Если бы я тогда сказала «нет, ни в коем случае», возможно, теперь меня бы здесь не было. Потому что тем мужчиной, главным редактором еженедельника молодых, был Эдвард. Действительно, при первом взгляде он не производил впечатления – какой-то невзрачный тип, – но когда очень хотел понравиться, становился интересным мужчиной. Он покорял своей улыбкой. Лицо Эдварда неожиданно менялось, начинало светиться, как будто внутри зажигалась лампочка. Меня всегда волновали его руки – почти квадратные, с короткими узловатыми пальцами, словно сделанными из шпагата. Во время наших многочисленных ссор руки эти меня мгновенно обезоруживали, стоило лишь на них взглянуть. Они казались мне беззащитными.
В ту ночь я не сомкнула глаз, хотя мне казалось, что Агата спит. Она даже жалостно посапывала носом, как обиженный щенок. Но на этот раз я уже не могла ей сочувствовать – именно она нанесла мне смертельную обиду.
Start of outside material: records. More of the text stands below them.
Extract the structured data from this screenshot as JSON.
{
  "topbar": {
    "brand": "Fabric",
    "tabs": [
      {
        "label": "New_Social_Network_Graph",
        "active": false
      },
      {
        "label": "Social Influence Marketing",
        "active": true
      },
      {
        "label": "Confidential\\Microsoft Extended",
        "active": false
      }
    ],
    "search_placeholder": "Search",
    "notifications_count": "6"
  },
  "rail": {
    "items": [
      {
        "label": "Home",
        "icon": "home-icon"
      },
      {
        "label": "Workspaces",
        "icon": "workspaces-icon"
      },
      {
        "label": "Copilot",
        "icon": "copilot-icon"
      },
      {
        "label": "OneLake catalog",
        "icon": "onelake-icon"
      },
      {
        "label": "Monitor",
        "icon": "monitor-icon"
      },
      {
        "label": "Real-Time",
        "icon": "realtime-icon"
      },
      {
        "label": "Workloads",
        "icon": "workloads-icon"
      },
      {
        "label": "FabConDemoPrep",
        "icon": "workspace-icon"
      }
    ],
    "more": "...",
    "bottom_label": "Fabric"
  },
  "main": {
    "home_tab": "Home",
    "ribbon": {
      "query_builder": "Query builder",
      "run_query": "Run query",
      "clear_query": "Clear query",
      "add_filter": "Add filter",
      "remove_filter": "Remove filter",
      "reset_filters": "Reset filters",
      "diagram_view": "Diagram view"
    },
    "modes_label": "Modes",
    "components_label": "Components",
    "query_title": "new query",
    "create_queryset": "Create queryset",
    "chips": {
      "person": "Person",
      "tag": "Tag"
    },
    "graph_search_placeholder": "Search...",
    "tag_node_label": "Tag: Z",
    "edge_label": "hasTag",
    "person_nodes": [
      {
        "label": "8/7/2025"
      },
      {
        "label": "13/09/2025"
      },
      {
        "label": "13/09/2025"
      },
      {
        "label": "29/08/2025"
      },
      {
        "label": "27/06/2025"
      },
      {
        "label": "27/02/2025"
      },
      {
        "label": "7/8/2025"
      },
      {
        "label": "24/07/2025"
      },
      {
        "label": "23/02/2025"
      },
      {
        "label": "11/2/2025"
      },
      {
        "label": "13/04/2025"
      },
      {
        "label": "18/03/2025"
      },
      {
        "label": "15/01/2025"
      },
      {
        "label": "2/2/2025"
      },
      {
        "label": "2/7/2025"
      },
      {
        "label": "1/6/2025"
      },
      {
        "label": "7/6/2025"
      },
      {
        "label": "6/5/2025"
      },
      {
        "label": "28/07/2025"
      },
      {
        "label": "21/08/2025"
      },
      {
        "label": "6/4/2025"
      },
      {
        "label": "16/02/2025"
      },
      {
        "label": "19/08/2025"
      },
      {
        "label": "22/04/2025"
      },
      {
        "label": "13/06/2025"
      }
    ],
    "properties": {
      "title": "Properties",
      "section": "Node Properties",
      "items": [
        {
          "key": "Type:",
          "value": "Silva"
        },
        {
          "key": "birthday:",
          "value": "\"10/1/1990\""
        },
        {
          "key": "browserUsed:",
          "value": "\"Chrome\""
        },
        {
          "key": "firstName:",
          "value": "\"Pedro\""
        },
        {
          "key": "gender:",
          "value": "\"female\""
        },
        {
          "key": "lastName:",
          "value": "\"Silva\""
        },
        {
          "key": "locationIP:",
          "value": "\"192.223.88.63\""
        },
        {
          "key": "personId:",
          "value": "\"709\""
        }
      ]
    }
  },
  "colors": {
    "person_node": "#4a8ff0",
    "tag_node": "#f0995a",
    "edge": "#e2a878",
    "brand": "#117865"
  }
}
С того момента, как я оказалась за решеткой, моя натура без конца подвергалась насилию – я была оторвана оттого, что любила. Здесь не было моих книг, пластинок, без которых я не могла прожить и дня. Когда умолкал проигрыватель, это превращалось для меня в целую трагедию. Я бегала по разным мастерским и умоляла срочно его починить. Готова была заплатить любые деньги, лишь бы иметь возможность слушать свои утренние, полуденные и, наконец, вечерние концерты. Самыми любимыми моими композиторами были великие Бах, Бетховен, но чаще всего я слушала Моцарта, окунаясь в его музыку как в чистую прозрачную воду. Она не требовала таких усилий и сосредоточенности, как музыка тех двоих. Под музыку Моцарта я писала свои книги, убирала квартиру, болтала по телефону – она была фоном. А теперь я была ее лишена. У меня отняли мою личную неприкосновенность, которую я так ценила. С самого начала я боролась за собственную отдельную комнату, с самого первого дня, как только переселилась к Эдварду. Он в этом усматривал своеобразную уловку с моей стороны, желание отгородиться от него, а для меня это было просто жизненной необходимостью. Просто время от времени я нуждалась в одиночестве, может, поэтому я так легко переносила месяцы в одиночке во время предварительного заключения. Мой адвокат сказал, что постарается перевести меня в более просторную камеру, где у меня будет общество, но я умоляла его этого не делать. Я вовсе не намеревалась нанимать адвоката, считая, что мне он вообще ни к чему, а если уж это так необходимо, можно воспользоваться услугами государственного защитника. Но дядя придерживался иного мнения. Он обратился к одной знаменитости в адвокатских кругах, и тот согласился меня защищать. Наверное, дядя был прав: будь у меня адвокат послабее, может, и приговор оказался бы более суровым. Я получила девять лет, а минимальный срок наказания по моей статье был восемь.
9
Унизительное прозвище русских, употребляемое украинцами, поляками, словаками, белорусами.